Activist pushes for basic rights for stateless kids in Sabah
Over 8,000 children are stateless in Sabah as they have Malaysian fathers and Filipino or Indonesian mothers who did not register as married
More than 8,000 children of migrant workers living in Sabah, Malaysia, are marginalized and lack basic rights because they are “stateless” and have no identity documents, a local human rights activist has said.
Lee Pun Yee, president of Sabah People’s Rights Association (SPRA), brought two kilograms of documents when he went to meet deputy prime minister Ahmad Zahid Hamidi at the Office of the Prime Minister in Putrajaya on Tuesday regarding possible solutions for these invisible children, Sin Chew Daily (Malaysia) reported.
Most of the children were born stateless as they had Malaysian fathers and migrant mothers from the Philippines or Indonesia who were not formally married.

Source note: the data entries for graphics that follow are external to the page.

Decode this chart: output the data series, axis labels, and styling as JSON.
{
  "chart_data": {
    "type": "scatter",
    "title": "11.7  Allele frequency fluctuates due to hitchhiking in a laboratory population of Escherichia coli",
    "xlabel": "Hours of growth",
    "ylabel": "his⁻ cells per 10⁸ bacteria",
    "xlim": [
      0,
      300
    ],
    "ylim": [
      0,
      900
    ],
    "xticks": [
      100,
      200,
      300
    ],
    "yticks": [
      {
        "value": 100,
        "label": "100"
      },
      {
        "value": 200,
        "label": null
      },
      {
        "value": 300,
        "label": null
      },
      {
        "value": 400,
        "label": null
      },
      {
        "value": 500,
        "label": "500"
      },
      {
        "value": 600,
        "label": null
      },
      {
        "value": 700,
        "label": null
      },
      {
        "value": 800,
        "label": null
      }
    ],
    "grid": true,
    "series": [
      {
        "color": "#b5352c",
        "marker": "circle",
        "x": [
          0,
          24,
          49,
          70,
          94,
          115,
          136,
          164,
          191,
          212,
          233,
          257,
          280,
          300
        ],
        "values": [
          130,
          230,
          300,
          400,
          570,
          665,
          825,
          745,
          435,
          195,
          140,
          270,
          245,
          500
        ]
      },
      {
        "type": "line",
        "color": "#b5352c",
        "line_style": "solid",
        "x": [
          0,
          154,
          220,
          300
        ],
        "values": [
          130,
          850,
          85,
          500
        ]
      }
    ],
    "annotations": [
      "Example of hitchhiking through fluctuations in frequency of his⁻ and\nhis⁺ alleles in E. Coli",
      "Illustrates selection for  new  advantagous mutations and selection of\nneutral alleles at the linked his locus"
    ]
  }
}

Being marginalized by the community, these kids often grow up in poverty as they face difficulties being admitted to school and then trouble finding legitimate jobs because they lack a formal education. They are also not entitled to social security, insurance coverage, a provident fund system or company retirement allowance – but live in constant fear of arrest and detention.
Lee said he expected a long fight and it had taken him three years to gather the records of undocumented children in the state, which is on the northern part of Borneo island. He sincerely hoped that the government would review the material and consider recognizing the children’s status and rights.
United Nations bodies such as the UNHCR and many NGOs have been active in ASEAN nations in recent years to try to limit statelessness because of the huge impact it has on people’s lives.